Non ci sono telai, cambi, materiali o gomme che tengano: una bici è una bici – se poi è una mtb, anche meglio! E un “viaggio” (perchè poi alla fine questo è stato) è un viaggio; si può intraprenderne uno per andare dall’altra parte del mondo o semplicemente per salire sulla collinetta dietro casa, non conta: il viaggio è il modo in cui si interpreta un qualunque “spostamento”.

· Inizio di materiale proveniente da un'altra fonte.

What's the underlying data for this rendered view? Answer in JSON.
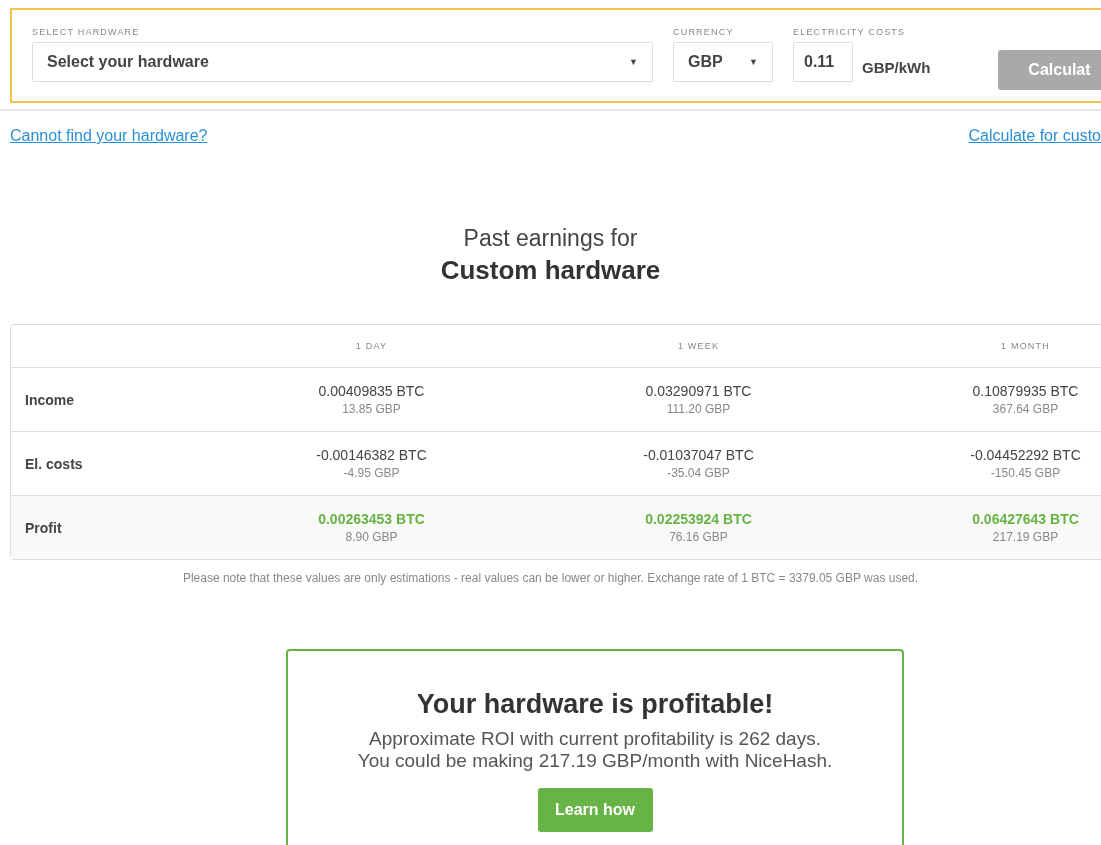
{
  "form": {
    "hardware": {
      "label": "SELECT HARDWARE",
      "value": "Select your hardware",
      "arrow": "▼"
    },
    "currency": {
      "label": "CURRENCY",
      "value": "GBP",
      "arrow": "▼"
    },
    "electricity": {
      "label": "ELECTRICITY COSTS",
      "value": "0.11",
      "unit": "GBP/kWh"
    },
    "calculate_button": {
      "label": "Calculat",
      "disabled": true
    }
  },
  "links": {
    "left": "Cannot find your hardware?",
    "right": "Calculate for custo"
  },
  "heading": {
    "line1": "Past earnings for",
    "line2": "Custom hardware"
  },
  "table": {
    "columns": [
      "1 DAY",
      "1 WEEK",
      "1 MONTH"
    ],
    "rows": [
      {
        "label": "Income",
        "highlight": false,
        "cells": [
          {
            "btc": "0.00409835 BTC",
            "fiat": "13.85 GBP"
          },
          {
            "btc": "0.03290971 BTC",
            "fiat": "111.20 GBP"
          },
          {
            "btc": "0.10879935 BTC",
            "fiat": "367.64 GBP"
          }
        ]
      },
      {
        "label": "El. costs",
        "highlight": false,
        "cells": [
          {
            "btc": "-0.00146382 BTC",
            "fiat": "-4.95 GBP"
          },
          {
            "btc": "-0.01037047 BTC",
            "fiat": "-35.04 GBP"
          },
          {
            "btc": "-0.04452292 BTC",
            "fiat": "-150.45 GBP"
          }
        ]
      },
      {
        "label": "Profit",
        "highlight": true,
        "cells": [
          {
            "btc": "0.00263453 BTC",
            "fiat": "8.90 GBP"
          },
          {
            "btc": "0.02253924 BTC",
            "fiat": "76.16 GBP"
          },
          {
            "btc": "0.06427643 BTC",
            "fiat": "217.19 GBP"
          }
        ]
      }
    ]
  },
  "note": "Please note that these values are only estimations - real values can be lower or higher. Exchange rate of 1 BTC = 3379.05 GBP was used.",
  "result": {
    "title": "Your hardware is profitable!",
    "lines": [
      "Approximate ROI with current profitability is 262 days.",
      "You could be making 217.19 GBP/month with NiceHash."
    ],
    "button": "Learn how"
  }
}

Mentre pedalavamo, accarezzando colline verdi di fresca primavera, sfiorando case di campagna e vecchi ruderi smarriti, rimirando i monti che ci sorvegliavano a distanza,  buttando l’occhio da ogni parte per ingozzarci il cuore di tutte quelle bellezze, pensavo che una ruota, che vada veloce o lenta, ha bisogno sempre dello stesso numero di giri per andare da un posto ad un altro. Non so quanti giri abbiano fatto le nostre ruote: per quanti pollici potessero avere di diametro, però, erano ruote tutte uguali. Penso che sia stato davvero questo il cuore vivo della nostra giornata, questa costante identità tra noi, la rara esperienza di vedere dieci persone che sono come una. Ed è stato proprio il viaggio ad annullare le differenze, e ci ha non soltanto accomunati ma uniti, davanti a questa minima ma grandiosa avventura da weekend.

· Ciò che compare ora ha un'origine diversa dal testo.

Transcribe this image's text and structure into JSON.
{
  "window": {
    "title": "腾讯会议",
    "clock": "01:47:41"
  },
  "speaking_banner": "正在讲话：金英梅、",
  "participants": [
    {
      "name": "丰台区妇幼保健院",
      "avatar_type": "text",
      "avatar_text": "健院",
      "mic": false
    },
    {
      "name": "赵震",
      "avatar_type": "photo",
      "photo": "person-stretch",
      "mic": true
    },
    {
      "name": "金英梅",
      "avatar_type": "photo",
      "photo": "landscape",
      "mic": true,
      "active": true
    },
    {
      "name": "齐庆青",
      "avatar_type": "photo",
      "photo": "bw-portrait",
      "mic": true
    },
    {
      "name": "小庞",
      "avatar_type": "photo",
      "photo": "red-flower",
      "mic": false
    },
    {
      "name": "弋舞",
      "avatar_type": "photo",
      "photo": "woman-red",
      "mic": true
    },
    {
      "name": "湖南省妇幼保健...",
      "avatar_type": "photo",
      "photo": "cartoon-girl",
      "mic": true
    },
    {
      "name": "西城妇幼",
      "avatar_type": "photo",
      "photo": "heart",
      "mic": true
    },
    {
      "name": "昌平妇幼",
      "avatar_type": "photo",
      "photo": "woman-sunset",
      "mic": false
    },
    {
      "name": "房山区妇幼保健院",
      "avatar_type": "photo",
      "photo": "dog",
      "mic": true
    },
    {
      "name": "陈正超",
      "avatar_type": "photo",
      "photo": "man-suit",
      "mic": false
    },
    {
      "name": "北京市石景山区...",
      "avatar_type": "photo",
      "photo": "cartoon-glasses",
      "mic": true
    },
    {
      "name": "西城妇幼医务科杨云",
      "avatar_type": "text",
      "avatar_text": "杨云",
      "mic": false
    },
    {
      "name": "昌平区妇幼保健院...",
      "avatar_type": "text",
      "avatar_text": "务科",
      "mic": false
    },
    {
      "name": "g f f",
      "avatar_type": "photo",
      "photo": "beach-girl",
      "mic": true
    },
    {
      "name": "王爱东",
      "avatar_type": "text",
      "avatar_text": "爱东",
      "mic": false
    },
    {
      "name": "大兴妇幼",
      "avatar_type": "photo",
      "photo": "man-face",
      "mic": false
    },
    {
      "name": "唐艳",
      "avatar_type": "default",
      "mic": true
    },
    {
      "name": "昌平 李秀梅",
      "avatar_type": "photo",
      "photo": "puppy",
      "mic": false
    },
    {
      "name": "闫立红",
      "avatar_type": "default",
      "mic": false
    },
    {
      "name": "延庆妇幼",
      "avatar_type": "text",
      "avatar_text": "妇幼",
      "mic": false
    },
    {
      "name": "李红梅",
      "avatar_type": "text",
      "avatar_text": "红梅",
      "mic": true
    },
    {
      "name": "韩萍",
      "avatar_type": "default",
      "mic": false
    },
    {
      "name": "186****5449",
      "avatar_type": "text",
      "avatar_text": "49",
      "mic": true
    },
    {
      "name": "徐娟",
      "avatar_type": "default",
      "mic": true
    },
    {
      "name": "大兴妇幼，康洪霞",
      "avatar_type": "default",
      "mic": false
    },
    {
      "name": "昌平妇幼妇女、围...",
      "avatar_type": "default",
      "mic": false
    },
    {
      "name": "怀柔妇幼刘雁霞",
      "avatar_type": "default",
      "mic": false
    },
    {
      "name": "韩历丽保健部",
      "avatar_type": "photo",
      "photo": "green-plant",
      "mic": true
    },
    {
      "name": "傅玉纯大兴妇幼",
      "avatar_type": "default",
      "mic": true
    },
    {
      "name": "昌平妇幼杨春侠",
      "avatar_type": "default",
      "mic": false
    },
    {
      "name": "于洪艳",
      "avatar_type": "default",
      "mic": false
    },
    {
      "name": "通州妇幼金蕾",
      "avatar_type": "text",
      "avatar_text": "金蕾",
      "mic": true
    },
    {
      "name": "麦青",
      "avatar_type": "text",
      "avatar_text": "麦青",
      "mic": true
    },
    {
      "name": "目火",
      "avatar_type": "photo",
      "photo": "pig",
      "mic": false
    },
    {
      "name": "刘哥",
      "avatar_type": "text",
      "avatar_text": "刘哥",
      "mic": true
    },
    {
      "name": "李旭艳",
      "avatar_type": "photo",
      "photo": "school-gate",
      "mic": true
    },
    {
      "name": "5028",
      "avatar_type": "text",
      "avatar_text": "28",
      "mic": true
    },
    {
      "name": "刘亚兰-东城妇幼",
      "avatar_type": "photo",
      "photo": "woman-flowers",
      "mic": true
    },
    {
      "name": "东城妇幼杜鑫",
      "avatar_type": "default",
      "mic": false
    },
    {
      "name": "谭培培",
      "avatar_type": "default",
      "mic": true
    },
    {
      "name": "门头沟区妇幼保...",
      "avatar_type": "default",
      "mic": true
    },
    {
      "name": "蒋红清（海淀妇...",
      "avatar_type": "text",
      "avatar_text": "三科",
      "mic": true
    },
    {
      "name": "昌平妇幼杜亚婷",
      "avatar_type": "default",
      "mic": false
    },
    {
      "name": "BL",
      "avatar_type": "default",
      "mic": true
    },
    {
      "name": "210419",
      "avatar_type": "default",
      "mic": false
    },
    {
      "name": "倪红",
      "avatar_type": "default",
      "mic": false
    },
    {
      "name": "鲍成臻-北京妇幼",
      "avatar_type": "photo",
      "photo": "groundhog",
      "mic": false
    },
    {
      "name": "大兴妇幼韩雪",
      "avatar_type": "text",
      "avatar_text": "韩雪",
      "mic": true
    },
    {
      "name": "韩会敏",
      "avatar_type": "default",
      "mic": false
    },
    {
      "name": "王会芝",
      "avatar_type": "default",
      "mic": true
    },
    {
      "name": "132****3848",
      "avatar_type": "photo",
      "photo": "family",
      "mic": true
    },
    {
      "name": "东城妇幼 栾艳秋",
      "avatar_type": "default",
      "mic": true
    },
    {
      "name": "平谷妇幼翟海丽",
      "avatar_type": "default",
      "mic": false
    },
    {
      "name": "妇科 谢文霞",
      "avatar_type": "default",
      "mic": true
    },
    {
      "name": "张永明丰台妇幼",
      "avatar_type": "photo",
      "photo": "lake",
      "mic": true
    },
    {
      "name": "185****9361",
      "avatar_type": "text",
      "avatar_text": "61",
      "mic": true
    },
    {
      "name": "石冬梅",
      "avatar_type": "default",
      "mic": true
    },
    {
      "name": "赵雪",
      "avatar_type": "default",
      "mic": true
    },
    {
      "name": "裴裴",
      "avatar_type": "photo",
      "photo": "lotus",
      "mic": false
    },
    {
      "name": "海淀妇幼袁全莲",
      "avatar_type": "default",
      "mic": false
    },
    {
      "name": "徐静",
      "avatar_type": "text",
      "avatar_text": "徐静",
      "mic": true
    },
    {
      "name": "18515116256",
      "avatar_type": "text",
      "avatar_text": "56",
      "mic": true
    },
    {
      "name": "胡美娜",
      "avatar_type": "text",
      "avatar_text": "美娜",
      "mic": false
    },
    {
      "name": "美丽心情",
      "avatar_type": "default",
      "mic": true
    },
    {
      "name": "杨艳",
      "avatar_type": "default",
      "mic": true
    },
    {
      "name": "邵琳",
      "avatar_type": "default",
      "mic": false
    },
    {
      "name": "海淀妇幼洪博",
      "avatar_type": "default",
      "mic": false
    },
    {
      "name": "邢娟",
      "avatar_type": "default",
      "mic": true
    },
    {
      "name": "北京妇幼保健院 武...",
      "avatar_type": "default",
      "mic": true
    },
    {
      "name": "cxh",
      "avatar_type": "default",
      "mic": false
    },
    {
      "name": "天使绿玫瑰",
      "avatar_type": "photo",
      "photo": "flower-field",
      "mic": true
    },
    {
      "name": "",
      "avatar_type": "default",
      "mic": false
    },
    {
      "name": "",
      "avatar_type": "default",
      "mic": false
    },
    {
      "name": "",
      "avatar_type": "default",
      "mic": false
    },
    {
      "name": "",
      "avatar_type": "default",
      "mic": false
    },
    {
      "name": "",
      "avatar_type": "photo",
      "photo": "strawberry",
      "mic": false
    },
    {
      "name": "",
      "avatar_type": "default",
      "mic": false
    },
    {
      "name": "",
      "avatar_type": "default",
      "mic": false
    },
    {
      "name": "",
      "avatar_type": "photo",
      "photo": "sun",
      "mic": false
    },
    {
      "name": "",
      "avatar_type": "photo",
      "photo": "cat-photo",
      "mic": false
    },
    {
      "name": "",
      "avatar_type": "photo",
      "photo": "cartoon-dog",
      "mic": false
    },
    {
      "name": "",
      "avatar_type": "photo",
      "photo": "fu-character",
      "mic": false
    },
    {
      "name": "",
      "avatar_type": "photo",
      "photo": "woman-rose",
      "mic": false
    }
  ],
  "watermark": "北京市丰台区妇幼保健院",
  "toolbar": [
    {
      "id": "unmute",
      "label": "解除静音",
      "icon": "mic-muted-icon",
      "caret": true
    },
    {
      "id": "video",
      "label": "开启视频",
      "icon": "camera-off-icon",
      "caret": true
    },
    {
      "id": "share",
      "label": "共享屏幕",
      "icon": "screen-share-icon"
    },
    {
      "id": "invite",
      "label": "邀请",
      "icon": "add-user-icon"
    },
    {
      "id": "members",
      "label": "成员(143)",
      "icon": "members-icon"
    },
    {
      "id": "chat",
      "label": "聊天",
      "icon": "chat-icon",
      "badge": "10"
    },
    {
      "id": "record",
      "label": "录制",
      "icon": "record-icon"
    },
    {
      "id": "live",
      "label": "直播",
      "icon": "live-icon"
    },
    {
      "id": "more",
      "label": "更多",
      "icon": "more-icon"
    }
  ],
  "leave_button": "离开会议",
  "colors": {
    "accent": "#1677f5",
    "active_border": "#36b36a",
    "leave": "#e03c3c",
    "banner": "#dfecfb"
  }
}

E Assisi? Ovvero, la meta? Per i miei gusti (perdonatemi!), c’è sempre troppa  gente. “Viaggiando si può realizzare che le differenze sono andate scomparendo: tutte le città tendono ad assomigliarsi l’una all’altra, i posti hanno mutato le loro forme e ordinamenti. Una polvere senza forma ha potuto invadere i continenti.” Ecco, non potrei mai dire che Assisi è somigliante a una qualche altra città; Assisi è un luogo comunque magico, un posto dove (mi capita in tutte le città che profumano di medioevo) non riesco a trattenere la fantasia, che, in completa autonomia, va a immaginare strade selciate, monaci, soldati a cavallo, piedi nudi, candele  e pergamene. Però la massificazione mi fa sempre paura; anche in questo caso, come per il viaggio, non è il turismo in sè ad essere ingombrante ma i suoi modi. Basta così, mi fermo da solo….

Non ho un riassunto da fare, stavolta. Intanto perchè ci ha già pensato il mio caro compare-di-blog, da par suo… e poi -dirò -perchè non saprei cosa riassumere! Non ho passato nemmeno un minuto , delle undici ore che è durata la nostra missione, a pensare ad altro che non fossero le mie percezioni. Farmi cullare dal vento, istruire dalle pietre, attraversare dal sole, inebriare dal cielo, sublimando lentamente. Lo dico con il massimo rispetto per i miei compagni: loro sono stati parte di un TUTTO. E questo TUTTO, in fondo, è finito solo quando mi sono addormentato; dopo un paio di bicchieri di birra a casa del Bracco, mi sono disteso sotto le lenzuola, riassaporando una giornata che vorrei davvero, un giorno, raccontare ai nipotini – se mai ne avrò.